I think it clears up a lot of confusion and rightly places the responsibility for image making to the artist and not the brush.

Brad Ferrell
08-14-2013, 11:19 AM
I'm fortunate enough to have been selected to direct a horror short called Voodoo. I'm working with Will Molina, http://www.imdb.com/name/nm2005524/?ref_=fn_al_nm_1, Sam Rivas, http://www.imdb.com/name/nm3202180/?ref_=fn_al_nm_1, and others from NYC, Berlin, and Houston. It's an international cast and crew and we're all excited about the possibilities once the short is done with post-production.

We've had a BMCC and kit donated by Ikan for us to shoot with. We're very fortunate to have this partnership and we're totally grateful of this opportunity to use these pieces of tech to craft our photography.

We're shooting 10bit Prores, applying a LUT and creating dailies in Resolve, editing in Premiere Pro CC, and round-tripping to Resolve to finish color. Waiting for Resolve 10, but maybe then back to PPCC for finishing and delivery. The workflow works.
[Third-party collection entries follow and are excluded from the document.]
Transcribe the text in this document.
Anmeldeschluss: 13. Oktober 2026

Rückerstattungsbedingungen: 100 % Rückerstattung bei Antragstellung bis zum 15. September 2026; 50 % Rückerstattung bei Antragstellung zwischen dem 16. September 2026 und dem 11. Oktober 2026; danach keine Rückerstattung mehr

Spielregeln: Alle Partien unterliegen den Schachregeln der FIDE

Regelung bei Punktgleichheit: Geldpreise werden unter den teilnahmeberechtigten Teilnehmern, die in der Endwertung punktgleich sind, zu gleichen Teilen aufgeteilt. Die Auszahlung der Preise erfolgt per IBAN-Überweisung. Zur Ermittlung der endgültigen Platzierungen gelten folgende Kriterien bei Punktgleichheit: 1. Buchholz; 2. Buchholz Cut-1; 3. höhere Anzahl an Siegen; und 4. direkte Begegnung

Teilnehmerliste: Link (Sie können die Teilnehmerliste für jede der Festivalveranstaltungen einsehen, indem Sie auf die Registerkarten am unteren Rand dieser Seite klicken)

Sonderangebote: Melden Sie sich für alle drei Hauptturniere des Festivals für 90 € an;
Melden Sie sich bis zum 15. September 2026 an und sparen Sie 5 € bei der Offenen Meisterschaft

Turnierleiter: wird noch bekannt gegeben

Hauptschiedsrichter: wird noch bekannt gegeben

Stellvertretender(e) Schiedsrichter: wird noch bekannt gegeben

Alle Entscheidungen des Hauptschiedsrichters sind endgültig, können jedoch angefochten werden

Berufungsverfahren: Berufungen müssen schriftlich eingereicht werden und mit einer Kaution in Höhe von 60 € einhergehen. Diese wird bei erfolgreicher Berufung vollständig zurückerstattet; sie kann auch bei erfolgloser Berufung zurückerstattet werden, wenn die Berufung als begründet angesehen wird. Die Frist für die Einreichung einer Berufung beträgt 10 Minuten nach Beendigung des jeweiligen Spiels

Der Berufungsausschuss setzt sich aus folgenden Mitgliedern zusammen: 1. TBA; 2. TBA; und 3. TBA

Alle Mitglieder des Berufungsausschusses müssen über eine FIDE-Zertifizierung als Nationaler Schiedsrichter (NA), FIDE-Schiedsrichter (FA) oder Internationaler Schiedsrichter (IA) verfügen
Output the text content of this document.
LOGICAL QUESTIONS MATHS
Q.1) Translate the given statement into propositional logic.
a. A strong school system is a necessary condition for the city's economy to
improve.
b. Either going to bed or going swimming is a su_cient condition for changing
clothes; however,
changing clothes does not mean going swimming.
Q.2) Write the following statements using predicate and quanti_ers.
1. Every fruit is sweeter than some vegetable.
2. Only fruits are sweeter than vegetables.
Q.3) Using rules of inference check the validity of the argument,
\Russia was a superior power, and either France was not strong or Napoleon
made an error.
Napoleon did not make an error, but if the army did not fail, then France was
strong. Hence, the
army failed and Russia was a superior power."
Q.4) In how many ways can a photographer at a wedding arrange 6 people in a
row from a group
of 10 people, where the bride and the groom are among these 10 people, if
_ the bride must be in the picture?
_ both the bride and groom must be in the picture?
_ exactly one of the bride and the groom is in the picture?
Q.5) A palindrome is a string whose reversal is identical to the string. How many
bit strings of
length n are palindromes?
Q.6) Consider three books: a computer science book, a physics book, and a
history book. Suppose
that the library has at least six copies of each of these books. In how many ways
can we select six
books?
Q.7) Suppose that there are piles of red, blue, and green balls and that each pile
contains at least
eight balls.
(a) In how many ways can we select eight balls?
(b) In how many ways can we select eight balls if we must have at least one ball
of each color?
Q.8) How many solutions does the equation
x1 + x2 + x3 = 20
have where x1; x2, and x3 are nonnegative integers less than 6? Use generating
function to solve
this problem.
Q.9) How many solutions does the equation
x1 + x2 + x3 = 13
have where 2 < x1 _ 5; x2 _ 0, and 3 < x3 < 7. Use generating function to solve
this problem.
I've used it with DSLR and RED footage for 8 months now.

I'll show what I can from the footage, promotional images and frames from a scene, that kind of stuff.


Brad Ferrell
08-15-2013, 06:12 AM
I was a little concerned about the crop sensor and finding the right lenses but I got the Canon 10-22 for wides, the 16-35L, a 50 f1.4, an 85 f1.8 and a 135 f2.8. I love long lenses in narrative storytelling so we're going to stay as long as we can.

Brad Ferrell
09-02-2013, 05:32 PM
I'm going to post Blog entry once I've got all of the footage in one place. We're all tied up on other projects right now. Sorry...

Brad Ferrell
09-09-2013, 11:19 AM
Just a quick post. I've been reading some of my earlier entries and it looks like the landscape has changed and university programs are gaining ground and becomming more relevant. It's not that the schools are getting better, but that the decentralization of the American movie industry and the growth of the global market have accelerated and you don't have to go the California or New York to be a Happy Pro anymore.

I still think the money is better spent on responsible transportation and entertainment. Enter at your own risk...

Brad Ferrell
09-11-2013, 06:35 AM
I'd like to share a little bit of my research and understanding of semiotics, or the study of meaning.

Since we've all come into contact with the concept of the word GOD and what may appear to his/her effect on the world, I'll break down the psychological elements which compose it's framework in order to expose the power of the concept and it's proper place in your reality.

I, am politically correct, so this will be an objective discourse without predjudice or malicious intent. I, also, am an atheist, but I don't believe it disqualifies me from discourse. So...

God has many names in modern American Christian culture. The One. The King of Kings, Holy of Holy, etc... Wars are being declared and murders are being committed in the name of these ideals.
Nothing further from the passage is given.